Are Clinical Faculty Prepared to Manage Costs?

By Joanne Conroy, MD

One of my good friends, Sean Stitham, is a primary care physician who has been practicing for more than 30 years; he now works at Group Health. In a guest post for the Seattle Times blog last year, Sean wrote, “All parties knowing the actual cost of the health care being dispensed is a vital missing ingredient in our national effort to rein in medical expenses.” He went on to admit that he didn’t know the cost of many of the tests he orders, and that he might order fewer if he did know the cost.

Perverse incentives, the previously booming economy, and the isolation of clinicians from the total cost of care result in clinicians who are unprepared to manage the cost of care. The physician culture doesn’t applaud colleagues for the careful use of resources, and patients seem to regard the quality of care as directly proportional to the number of tests we order.

To change this culture will take more than rules to balance utilization. We must strike a balance between physician autonomy and incentives to reward physicians for managing care effectively.  Some say that teaching hospitals face greater challenges than our non-teaching counterparts, because they require a high degree of collaboration among the leaders of clinical departments. But if we implement case management and utilization management with physician leadership, we can create sustainable change.

Two factors are key to this change: real-time reports on utilization and cost that are provider-, patient-, and population-specific; and the reorientation of primary care physicians as case managers. Many academic medical centers are leading the way.

For example, the University of Colorado has changed significantly its institutional attitude toward managing the cost and quality of care, largely through strategic partnerships and infrastructure investment. For the past 15 years, the university has developed an institutional awareness of the importance of managing costs. Through the creation of a Voluntary Employee Beneficiary Association, among other changes, the university lowered year-over-year cost growth from 15 percent to 5.7 percent; a shift to a hospital outpatient pharmacy resulted in savings of nearly $4 million for a single year.

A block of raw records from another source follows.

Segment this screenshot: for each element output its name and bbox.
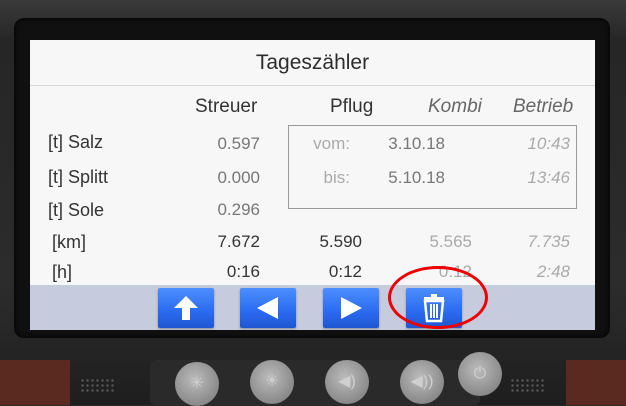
from-time: 10:43 xyxy=(527,134,570,153)
from-date: 3.10.18 xyxy=(388,134,445,153)
to-date: 5.10.18 xyxy=(388,168,445,187)
row-label-splitt: [t] Splitt xyxy=(48,167,109,187)
to-time: 13:46 xyxy=(527,168,570,187)
kombi-km-value: 5.565 xyxy=(429,232,472,251)
page-title: Tageszähler xyxy=(30,40,595,86)
bottom-toolbar xyxy=(30,285,595,330)
streuer-h-value: 0:16 xyxy=(226,262,260,281)
power-icon: ⏻ xyxy=(473,365,487,382)
device-body: Tageszähler Streuer Pflug Kombi Betrieb … xyxy=(0,0,626,406)
volume-down-icon: ◀) xyxy=(338,373,356,390)
next-button[interactable] xyxy=(323,288,379,328)
from-label: vom: xyxy=(313,134,350,153)
display-screen: Tageszähler Streuer Pflug Kombi Betrieb … xyxy=(30,40,595,330)
volume-up-icon: ◀)) xyxy=(410,373,434,390)
column-header-streuer: Streuer xyxy=(195,96,258,117)
previous-button[interactable] xyxy=(240,288,296,328)
column-header-pflug: Pflug xyxy=(330,96,374,117)
power-button[interactable]: ⏻ xyxy=(458,352,502,396)
streuer-sole-value: 0.296 xyxy=(217,200,260,219)
up-arrow-icon xyxy=(174,296,198,320)
hardware-button-brightness[interactable]: ☀ xyxy=(250,360,294,404)
right-arrow-icon xyxy=(341,297,362,319)
hardware-button-volume-up[interactable]: ◀)) xyxy=(400,360,444,404)
betrieb-h-value: 2:48 xyxy=(536,262,570,281)
pflug-h-value: 0:12 xyxy=(328,262,362,281)
hardware-button-volume-down[interactable]: ◀) xyxy=(325,360,369,404)
brightness-icon: ☀ xyxy=(264,373,280,390)
row-label-salz: [t] Salz xyxy=(48,132,104,152)
speaker-grill-right xyxy=(510,378,544,392)
highlight-circle xyxy=(388,266,488,329)
streuer-salz-value: 0.597 xyxy=(217,134,260,153)
background-left xyxy=(0,360,70,405)
streuer-splitt-value: 0.000 xyxy=(217,168,260,187)
asterisk-icon: ✳ xyxy=(190,375,204,392)
column-header-betrieb: Betrieb xyxy=(513,96,574,117)
pflug-km-value: 5.590 xyxy=(319,232,362,251)
to-label: bis: xyxy=(323,168,350,187)
up-button[interactable] xyxy=(158,288,214,328)
hardware-button-1[interactable]: ✳ xyxy=(175,362,219,406)
row-label-km: [km] xyxy=(52,232,86,252)
column-header-kombi: Kombi xyxy=(428,96,482,117)
betrieb-km-value: 7.735 xyxy=(527,232,570,251)
row-label-sole: [t] Sole xyxy=(48,200,105,220)
left-arrow-icon xyxy=(257,297,278,319)
background-right xyxy=(566,360,626,405)
speaker-grill-left xyxy=(80,378,114,392)
streuer-km-value: 7.672 xyxy=(217,232,260,251)
row-label-h: [h] xyxy=(52,262,73,282)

“Our clinical faculty adheres to the evidence-based model of care. This has become part of the culture among faculty. They discuss evidence-based care with patients, outline clearly the steps to diagnosis, and talk honestly about the fact that efforts to jump ahead in the evaluation process will be denied unless supported by evidence. They do not blame the insurance provider because they are the insurance plan,” says Jane Schumaker.

Acting as case managers establishes primary care physicians as the point of control, empowering them to consider all aspects of a patient’s care and encouraging them to make more informed and cost-effective decisions. While many health care systems divested from primary care after the demise of capitation systems, Duke University invested in expanding primary care. Through strategic investment, community engagement, and information technology, Duke has built a primary care system that is increasingly coordinated and integrated—throughout the health care system and the community.

Duke has put its money where its mouth is. Although a number of factors have contributed to recent success, one notable aspect is Duke’s commitment to invest in primary care education and expand the number of primary care clinicians. A new four-year program in primary care leadership provides scholarships of $10,000 per year to students who sign letters of intent to pursue a career in primary care.

AAMC’s Readiness for Reform initiative collects success stories like these to facilitate the sharing of best practices among all academic medical centers and teaching hospitals. Detailed case studies of the programs at Colorado and Duke, plus many more, are available online.

To be “ready for reform” means being prepared — with the people, resources, experience, and relationships — to be a leader in a changing environment, characterized by a strong government and commercial market imperatives to improve the quality, safety, and efficiency of health care. The assets of academic medical centers include intellectual curiosity, depth of expertise, sophistication of method, and a capital infrastructure generally without equal in the region.  Aligning these assets can create an enterprise agenda for change.  

Our true potential is in bringing together capabilities across the enterprise: leveraging research into practice; enhancing the community with well-trained medical professionals; changing patient behaviors through a community engagement program — in short, introducing the new approach to health care management by leveraging all three missions.